Trans arkadaşımız üzerine geçirilen evi neden geri vermek istemiyor; Çünkü beraber oldukları süre boyunca eşcinsel arkadaşımıza çok masraf ettiğini iddia ediyor.
Hakim trans arkadaşımızın telefondaki birlikteliklerine dair aşk mesajlarını eşcinsel arkadaşımıza göstererek, trans arkadaşımızın iddiasına ne dediğini sormuş.
"O, o zamandı. Benim cezai ehliyetim yok, evimi geri istiyorum" diyor.
Mahkeme uzuyor, trans arkadaşımızın eşcinsel avukatı trans arkadaşımızın paralarını çeşitli gerekçelerle yiyiyor da yiyiyor ve trans arkadaşımız üzerindeki ev hakkını da kaybetmiş en son bana anlattığına göre (Trans arkadaşımızın avukatının da eşcinsel olması tesadüf müdür bilmiyorum.)

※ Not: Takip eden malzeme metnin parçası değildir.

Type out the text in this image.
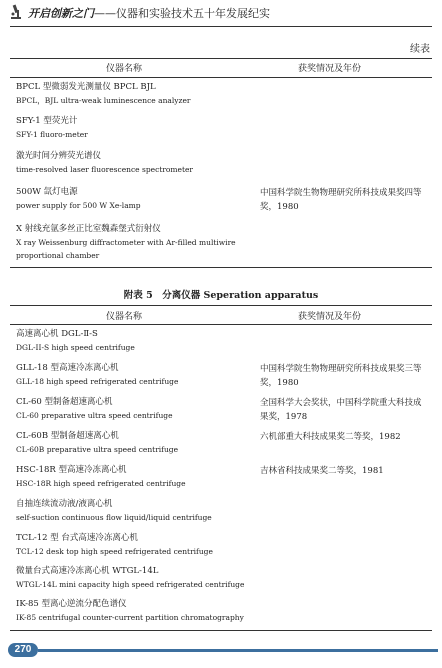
开启创新之门——仪器和实验技术五十年发展纪实
续表
仪器名称	获奖情况及年份
BPCL 型微弱发光测量仪 BPCL BJL
BPCL，BJL ultra-weak luminescence analyzer
SFY-1 型荧光计
SFY-1 fluoro-meter
激光时间分辨荧光谱仪
time-resolved laser fluorescence spectrometer
500W 氙灯电源
power supply for 500 W Xe-lamp
中国科学院生物物理研究所科技成果奖四等奖，1980
X 射线充氩多丝正比室魏森堡式衍射仪
X ray Weissenburg diffractometer with Ar-filled multiwire proportional chamber
附表 5　分离仪器 Seperation apparatus
仪器名称	获奖情况及年份
高速离心机 DGL-Ⅱ-S
DGL-II-S high speed centrifuge
GLL-18 型高速冷冻离心机
GLL-18 high speed refrigerated centrifuge
中国科学院生物物理研究所科技成果奖三等奖，1980
CL-60 型制备超速离心机
CL-60 preparative ultra speed centrifuge
全国科学大会奖状，中国科学院重大科技成果奖，1978
CL-60B 型制备超速离心机
CL-60B preparative ultra speed centrifuge
六机部重大科技成果奖二等奖，1982
HSC-18R 型高速冷冻离心机
HSC-18R high speed refrigerated centrifuge
吉林省科技成果奖二等奖，1981
自抽连续流动液/液离心机
self-suction continuous flow liquid/liquid centrifuge
TCL-12 型 台式高速冷冻离心机
TCL-12 desk top high speed refrigerated centrifuge
微量台式高速冷冻离心机 WTGL-14L
WTGL-14L mini capacity high speed refrigerated centrifuge
IK-85 型离心逆流分配色谱仪
IK-85 centrifugal counter-current partition chromatography
270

"Bunu niye anlattın?" diyebilirsiniz. Herkes kendine göre bir şey çıkaracaktır mutlaka.
Erkek erkeğe birliktelikler için de geçerli olan "mal paylaşımı" gibi hukuksal bir madde falan yok sanırım yasalarımızda. Trans arkadaşımızın hukuksal mücadelesi deli cesareti sayılabilecek, "kaybedecek bir şeyim yok" dercesine bir çeşit eşcinsel olarak toplumda varoluş mücadelesi mi, yoksa gerçekten bilinçli olarak hukuksal haklarının peşinde olma durumu mu tartışılır. Bence bir çeşit kendini kabul ettirme yoluyla tatmin şekli. Yoksa arkadaşımızın eşcinsel haklarıyla uzaktan yakından alakası yok. Onunki olsa olsa toplumsal erkeklik ve kadınlık rollerini benimsediği heteroseksitçe erkek-kadın didişmesi olabilir. Öğrendiğim kadarıyla eşcinsel sevgilisinin ailesi tarafından istenmeyen bir kişi olmak bile ona çok haz veriyormuş ona. Yoksa kaç eşcinsel, karı-koca ayrılığı gibi mahkemelerde bir eşcinsel olarak mal peşinde koşar ki? Koşar da buna eşcinselliğini bulaştırma cesaretini gösteremez.
Bu hikayeyi asıl paylaşma sebebim, mahkemelerimizin eşcinsel birlikteliklere karşı takındıkları tavır. Yaşamayanlar belki ortamdaki komiklikleri abartı sanabilir veya daha da komik olabileceğini de ihtimal verebilir. Acaba kaç heteroseksüel beraberliklerindeki vakalarda, mahkeme salonundakiler altlarına yapacak kadar gülüp ciddiyetten uzaklaşabilirler? Çünkü eşicnsel birlikteliğin ciddiyetine inanmıyor ki heteroseksist sistem ve kurumları. Onlara göre heteroseksüel ilişki dışındaki beraberlikler ancak deli saçması olabilir. Neden? Çünkü eşcinselliğe yabancı bir eğitim sistemin olursa, eşcinselliği anormal karşılayan bir yargı sistemin olur.
Trans konumunda gibi olan arkadaşımıza mahkemede şahitlik eden diğer trans gibi arkadaşımıza hakim "Sen de mi eşcinselsin?" diye sormuş. O da "Evet" diyince, hakim arkadaşımızı tepeden tırnağa süzüp daha bir öteki gözüyle bakmış. Farklılıklara karşı yargı sistemimizin önyargılı kararlar almadığını söyleyebilir miyiz?